Design and technology, geography and music are the subjects inspectors are least likely to report on when they visit primary schools.

Figures from the Office for Standards in Education show less than half of schools provide enough evidence for inspectors to make judgements on these subjects.

They reflect concerns that the broader primary curriculum is threatened by the dominance of English and maths in the testing and inspection system.

Jeff Holman, assistant secretary of the National Association of Head Teachers, said: “There is an extent to which the inspection process drives what goes on in schools because of its high-stakes nature. It is not just Ofsted, it is also the performance tables. As long as Ofsted and the Government focus on maths and English, that is what schools will focus on.”

Ofsted eased its inspection regime in September 2003. It now requires fewer inspections of good schools and puts more emphasis on schools’ self-evaluations.

Ofsted said the old system gave a less representative picture of the quality of subject teaching because no subject reports were included for the most effective schools.

Schools are not expected to show inspectors every subject taught in the same depth.

Inspectors must make it clear what evidence was available to them when making judgements but are told: “Do not, however, try to say more than you can. You need to see teaching taking place in order to judge it.”

The figures, based on 2,460 reports made since September 2003, show that in almost 6 per cent of schools judgements were not possible on any foundation subjects, a further 24.5 per cent had judgements made on only one or two foundation subjects.

Stiperstones Church of England primary in Shropshire was highly praised by inspectors who visited in September 2003.

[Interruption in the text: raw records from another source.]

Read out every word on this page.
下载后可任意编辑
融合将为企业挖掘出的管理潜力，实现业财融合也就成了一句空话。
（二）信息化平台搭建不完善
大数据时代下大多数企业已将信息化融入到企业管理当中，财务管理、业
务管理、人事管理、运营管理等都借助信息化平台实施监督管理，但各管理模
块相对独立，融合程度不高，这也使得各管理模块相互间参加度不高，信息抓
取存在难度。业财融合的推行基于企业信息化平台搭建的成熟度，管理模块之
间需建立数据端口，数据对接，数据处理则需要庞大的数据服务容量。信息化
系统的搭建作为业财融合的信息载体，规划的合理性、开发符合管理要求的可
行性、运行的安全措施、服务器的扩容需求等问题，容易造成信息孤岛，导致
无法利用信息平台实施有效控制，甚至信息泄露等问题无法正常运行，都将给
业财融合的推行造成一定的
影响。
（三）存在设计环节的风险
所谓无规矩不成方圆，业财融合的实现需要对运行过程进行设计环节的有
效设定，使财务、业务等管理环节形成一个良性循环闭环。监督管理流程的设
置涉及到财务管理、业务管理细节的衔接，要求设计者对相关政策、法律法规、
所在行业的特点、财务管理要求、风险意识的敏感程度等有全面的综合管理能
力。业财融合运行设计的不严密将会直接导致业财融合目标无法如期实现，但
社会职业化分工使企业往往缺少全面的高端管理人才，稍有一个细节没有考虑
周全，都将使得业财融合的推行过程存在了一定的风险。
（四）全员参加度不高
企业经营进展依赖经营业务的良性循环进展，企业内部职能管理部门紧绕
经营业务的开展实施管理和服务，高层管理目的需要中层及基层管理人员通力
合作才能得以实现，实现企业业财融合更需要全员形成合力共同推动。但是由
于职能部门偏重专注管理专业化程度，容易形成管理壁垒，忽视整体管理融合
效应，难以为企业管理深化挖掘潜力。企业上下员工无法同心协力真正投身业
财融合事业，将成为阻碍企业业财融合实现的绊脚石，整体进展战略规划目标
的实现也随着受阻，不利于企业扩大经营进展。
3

They said Mark Klekot, head of the 50-pupil school, had an exceptionally clear vision of how a creative curriculum could raise standards. But they felt unable to make overall judgements on any foundation subjects, apart from mentioning that teaching religious education was good.

Mr Klekot said: “English, maths and science are the core subjects and you can’t ignore that. I have no qualms about it. We offer a very broad curriculum and the inspection team had a professional dialogue with me about the whole curriculum.”

Earlier this year Ofsted published plans for slimming down the inspection process further, giving schools more frequent but shorter inspections.

Charles Clarke, the Education Secretary, has said a chief adviser on geography will be appointed by the end of the year to help tackle the crisis in primary schools, where it is the weakest subject.